I then tested out multiplexing the hall effect sensors. The code was relatively straightforward. I found that I could drive the gate of the p-channel mosfets by switching the pins connected to it from an input to an output.
import board
import digitalio
import time
# Define the input pins
input_pins = [
digitalio.DigitalInOut(board.GP5),
digitalio.DigitalInOut(board.GP6),
digitalio.DigitalInOut(board.GP7),
digitalio.DigitalInOut(board.GP8),
digitalio.DigitalInOut(board.GP9),
digitalio.DigitalInOut(board.GP12),
digitalio.DigitalInOut(board.GP13),
digitalio.DigitalInOut(board.GP14)
]
input_pins.reverse()
# Define the output pins
output_pins = [
digitalio.DigitalInOut(board.GP15),
digitalio.DigitalInOut(board.GP19),
digitalio.DigitalInOut(board.GP20),
digitalio.DigitalInOut(board.GP21),
digitalio.DigitalInOut(board.GP22),
digitalio.DigitalInOut(board.GP26),
digitalio.DigitalInOut(board.GP27),
digitalio.DigitalInOut(board.GP28)
]
# Configure input pins as inputs with pull-down resistors
for pin in input_pins:
pin.direction = digitalio.Direction.INPUT
pin.pull = digitalio.Pull.UP
# Configure output pins as outputs
for pin in output_pins:
pin.direction = digitalio.Direction.INPUT
#pin.value = 1 # Set high initially to turn off P-channel MOSFETs
def read_and_write_gpio():
while True:
states = []
for pin in output_pins:
pin.direction = digitalio.Direction.OUTPUT
time.sleep(0.001)
states.append([1 if p.value else 0 for p in input_pins])

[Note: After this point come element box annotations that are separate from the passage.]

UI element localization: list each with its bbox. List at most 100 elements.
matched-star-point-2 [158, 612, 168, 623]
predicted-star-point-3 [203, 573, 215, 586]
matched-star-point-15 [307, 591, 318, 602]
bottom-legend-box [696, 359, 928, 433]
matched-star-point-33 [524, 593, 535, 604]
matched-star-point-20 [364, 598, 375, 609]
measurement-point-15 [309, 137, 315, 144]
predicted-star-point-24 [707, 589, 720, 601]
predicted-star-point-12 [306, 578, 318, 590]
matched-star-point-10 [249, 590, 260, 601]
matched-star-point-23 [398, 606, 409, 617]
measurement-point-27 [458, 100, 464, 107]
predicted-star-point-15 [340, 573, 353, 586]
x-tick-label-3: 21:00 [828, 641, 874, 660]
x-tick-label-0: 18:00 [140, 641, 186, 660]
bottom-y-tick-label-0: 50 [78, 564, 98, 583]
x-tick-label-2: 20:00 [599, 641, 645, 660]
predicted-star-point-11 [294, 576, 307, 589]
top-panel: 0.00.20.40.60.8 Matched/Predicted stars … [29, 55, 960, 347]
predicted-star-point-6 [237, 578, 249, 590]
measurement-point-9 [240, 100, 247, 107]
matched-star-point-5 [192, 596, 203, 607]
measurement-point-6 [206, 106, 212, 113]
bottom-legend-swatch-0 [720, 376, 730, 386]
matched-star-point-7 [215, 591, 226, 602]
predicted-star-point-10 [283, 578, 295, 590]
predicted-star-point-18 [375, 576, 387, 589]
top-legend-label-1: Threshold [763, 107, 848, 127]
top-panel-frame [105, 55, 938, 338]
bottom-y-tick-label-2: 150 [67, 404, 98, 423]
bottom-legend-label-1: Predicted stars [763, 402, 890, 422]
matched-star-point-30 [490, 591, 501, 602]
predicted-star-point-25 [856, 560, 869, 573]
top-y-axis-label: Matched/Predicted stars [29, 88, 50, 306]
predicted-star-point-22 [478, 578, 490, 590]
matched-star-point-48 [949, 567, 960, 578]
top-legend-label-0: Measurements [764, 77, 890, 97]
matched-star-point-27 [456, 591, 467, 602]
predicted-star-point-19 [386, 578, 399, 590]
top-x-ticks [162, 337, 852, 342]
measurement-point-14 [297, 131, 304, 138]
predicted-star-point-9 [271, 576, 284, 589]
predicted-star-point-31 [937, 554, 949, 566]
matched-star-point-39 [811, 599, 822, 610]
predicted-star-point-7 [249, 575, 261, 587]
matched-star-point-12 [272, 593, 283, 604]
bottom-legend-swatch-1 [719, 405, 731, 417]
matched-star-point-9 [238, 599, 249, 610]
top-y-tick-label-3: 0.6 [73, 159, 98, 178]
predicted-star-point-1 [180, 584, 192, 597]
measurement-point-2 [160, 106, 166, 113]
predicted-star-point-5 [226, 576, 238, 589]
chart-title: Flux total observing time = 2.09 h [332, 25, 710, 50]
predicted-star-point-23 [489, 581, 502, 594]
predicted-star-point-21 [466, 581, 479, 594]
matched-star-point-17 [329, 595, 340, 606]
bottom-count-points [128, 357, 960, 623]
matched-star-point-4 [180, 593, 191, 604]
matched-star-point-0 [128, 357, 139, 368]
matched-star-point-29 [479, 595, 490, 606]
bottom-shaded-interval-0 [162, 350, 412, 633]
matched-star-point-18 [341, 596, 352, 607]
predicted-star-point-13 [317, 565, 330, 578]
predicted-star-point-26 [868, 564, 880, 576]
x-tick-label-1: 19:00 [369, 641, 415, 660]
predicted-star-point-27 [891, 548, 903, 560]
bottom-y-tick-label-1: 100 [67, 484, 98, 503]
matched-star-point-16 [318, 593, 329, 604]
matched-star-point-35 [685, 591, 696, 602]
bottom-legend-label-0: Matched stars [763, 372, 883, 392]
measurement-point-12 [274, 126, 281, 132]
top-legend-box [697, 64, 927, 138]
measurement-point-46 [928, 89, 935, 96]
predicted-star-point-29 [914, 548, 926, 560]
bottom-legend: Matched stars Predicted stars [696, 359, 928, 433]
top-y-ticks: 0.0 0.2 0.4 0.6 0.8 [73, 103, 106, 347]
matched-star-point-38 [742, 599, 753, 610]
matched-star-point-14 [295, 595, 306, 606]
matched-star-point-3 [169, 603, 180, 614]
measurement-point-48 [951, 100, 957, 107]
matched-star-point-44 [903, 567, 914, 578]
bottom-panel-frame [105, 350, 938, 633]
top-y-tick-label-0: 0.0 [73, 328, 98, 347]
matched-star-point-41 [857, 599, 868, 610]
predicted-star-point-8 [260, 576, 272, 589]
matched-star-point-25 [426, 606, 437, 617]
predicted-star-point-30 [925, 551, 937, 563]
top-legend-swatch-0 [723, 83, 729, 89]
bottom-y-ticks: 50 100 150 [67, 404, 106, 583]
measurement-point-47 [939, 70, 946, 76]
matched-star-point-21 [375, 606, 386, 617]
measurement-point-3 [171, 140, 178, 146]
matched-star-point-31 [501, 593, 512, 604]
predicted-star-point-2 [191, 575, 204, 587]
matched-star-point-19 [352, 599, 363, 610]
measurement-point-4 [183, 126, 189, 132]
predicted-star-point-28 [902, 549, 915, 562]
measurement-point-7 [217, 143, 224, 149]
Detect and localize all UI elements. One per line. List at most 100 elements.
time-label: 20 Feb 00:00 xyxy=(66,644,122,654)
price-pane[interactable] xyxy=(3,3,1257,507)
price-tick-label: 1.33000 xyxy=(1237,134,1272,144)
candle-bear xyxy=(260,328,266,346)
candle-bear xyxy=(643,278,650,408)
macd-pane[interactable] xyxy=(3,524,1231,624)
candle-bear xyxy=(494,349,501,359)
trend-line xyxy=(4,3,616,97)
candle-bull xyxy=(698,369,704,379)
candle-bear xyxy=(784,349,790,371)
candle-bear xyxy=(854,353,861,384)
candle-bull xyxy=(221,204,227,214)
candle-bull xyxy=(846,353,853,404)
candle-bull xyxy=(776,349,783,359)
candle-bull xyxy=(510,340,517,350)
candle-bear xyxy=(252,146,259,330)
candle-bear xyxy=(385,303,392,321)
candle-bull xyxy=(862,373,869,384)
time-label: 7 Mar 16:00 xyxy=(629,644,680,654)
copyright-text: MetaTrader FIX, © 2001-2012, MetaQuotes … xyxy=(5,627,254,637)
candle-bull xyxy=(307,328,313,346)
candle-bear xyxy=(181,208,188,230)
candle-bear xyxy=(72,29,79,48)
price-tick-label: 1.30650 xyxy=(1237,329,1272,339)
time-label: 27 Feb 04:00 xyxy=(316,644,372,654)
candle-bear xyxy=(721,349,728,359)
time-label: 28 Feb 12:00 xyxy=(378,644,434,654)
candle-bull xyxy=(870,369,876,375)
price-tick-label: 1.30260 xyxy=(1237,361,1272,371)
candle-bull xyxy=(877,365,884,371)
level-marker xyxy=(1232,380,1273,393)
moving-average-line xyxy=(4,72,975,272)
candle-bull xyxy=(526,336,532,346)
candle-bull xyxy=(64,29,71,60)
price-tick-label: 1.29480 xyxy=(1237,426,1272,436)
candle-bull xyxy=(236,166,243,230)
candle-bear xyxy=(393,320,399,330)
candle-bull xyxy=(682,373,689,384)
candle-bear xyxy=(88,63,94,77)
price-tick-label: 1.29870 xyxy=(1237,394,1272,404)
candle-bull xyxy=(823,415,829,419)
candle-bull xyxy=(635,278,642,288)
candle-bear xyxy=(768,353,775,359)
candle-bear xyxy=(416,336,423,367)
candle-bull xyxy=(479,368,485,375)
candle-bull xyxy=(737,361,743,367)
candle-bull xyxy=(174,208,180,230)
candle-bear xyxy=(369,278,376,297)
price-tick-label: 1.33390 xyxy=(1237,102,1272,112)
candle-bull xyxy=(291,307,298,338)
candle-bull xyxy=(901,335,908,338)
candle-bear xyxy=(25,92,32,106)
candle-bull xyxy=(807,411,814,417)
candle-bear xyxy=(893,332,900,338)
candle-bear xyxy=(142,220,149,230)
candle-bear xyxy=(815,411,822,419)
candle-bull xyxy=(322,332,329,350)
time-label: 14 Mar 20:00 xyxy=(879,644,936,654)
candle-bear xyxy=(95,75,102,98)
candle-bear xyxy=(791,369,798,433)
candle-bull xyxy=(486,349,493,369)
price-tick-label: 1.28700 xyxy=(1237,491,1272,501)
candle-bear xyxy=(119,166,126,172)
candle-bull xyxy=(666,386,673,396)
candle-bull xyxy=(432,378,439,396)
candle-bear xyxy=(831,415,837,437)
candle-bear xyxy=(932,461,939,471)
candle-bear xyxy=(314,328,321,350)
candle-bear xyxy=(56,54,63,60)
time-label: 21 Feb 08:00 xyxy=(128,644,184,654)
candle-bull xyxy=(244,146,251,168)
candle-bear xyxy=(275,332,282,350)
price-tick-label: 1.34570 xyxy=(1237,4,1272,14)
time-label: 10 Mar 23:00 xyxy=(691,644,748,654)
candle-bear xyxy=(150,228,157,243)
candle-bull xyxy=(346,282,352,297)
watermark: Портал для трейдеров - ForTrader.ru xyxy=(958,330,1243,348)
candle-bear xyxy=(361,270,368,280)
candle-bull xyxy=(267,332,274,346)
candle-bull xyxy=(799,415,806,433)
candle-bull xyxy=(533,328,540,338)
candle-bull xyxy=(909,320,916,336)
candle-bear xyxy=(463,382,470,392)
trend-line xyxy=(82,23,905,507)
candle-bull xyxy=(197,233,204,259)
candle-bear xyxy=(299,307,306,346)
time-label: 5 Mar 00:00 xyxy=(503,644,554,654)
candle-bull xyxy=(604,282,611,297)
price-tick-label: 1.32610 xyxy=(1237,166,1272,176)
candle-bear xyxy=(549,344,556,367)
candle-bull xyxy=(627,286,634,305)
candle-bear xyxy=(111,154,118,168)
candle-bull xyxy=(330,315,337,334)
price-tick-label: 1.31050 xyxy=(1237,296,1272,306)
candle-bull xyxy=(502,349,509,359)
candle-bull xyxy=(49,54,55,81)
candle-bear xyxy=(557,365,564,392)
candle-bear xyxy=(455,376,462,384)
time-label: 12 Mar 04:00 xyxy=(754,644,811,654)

pin.direction = digitalio.Direction.INPUT
for row in states:
print(row)
print("\n")
time.sleep(1)
# Call the main function to handle GPIO
read_and_write_gpio()
I could then easily connect the two functionalities together.
The REAL Motivation
You would think that the motivation to solve the puzzle quickly would come from minimizing your time. However, I found something that motivates me even more to get things done in a short amount of time: Earlier in the semester Fan Xu made a 3D model of Neil’s head. I imported this into Bambu studio and printed it. It looked absolutely horrifying. I then made a negative mold of this out of Oomoo and poured in some drystone. I cleaned it up with some post processing and pretended to be an artist. I soldered some glasses out of some solid core wire.
Now I need some hair. If only there was a free source of white fibers… With the fibers obtained, now I got to style Neil’s hair. I used a spray on adhesive to attach the fibers to the drystone.
After a small haircut here is the final product. I’d say that looks like Neil! Now he’s ready to watch over all your games and remind you to go fast!
Final Product
I am very happy with the final product. The packaging came out very nice and the sensing of the board worked exactly like I envisioned. It even passes the shake test: when I vigorously shake the device I do not hear any rattling!
The device also worked exactly how I envisioned socially. I got into a competition with people in my lounge to see who could solve it fastest!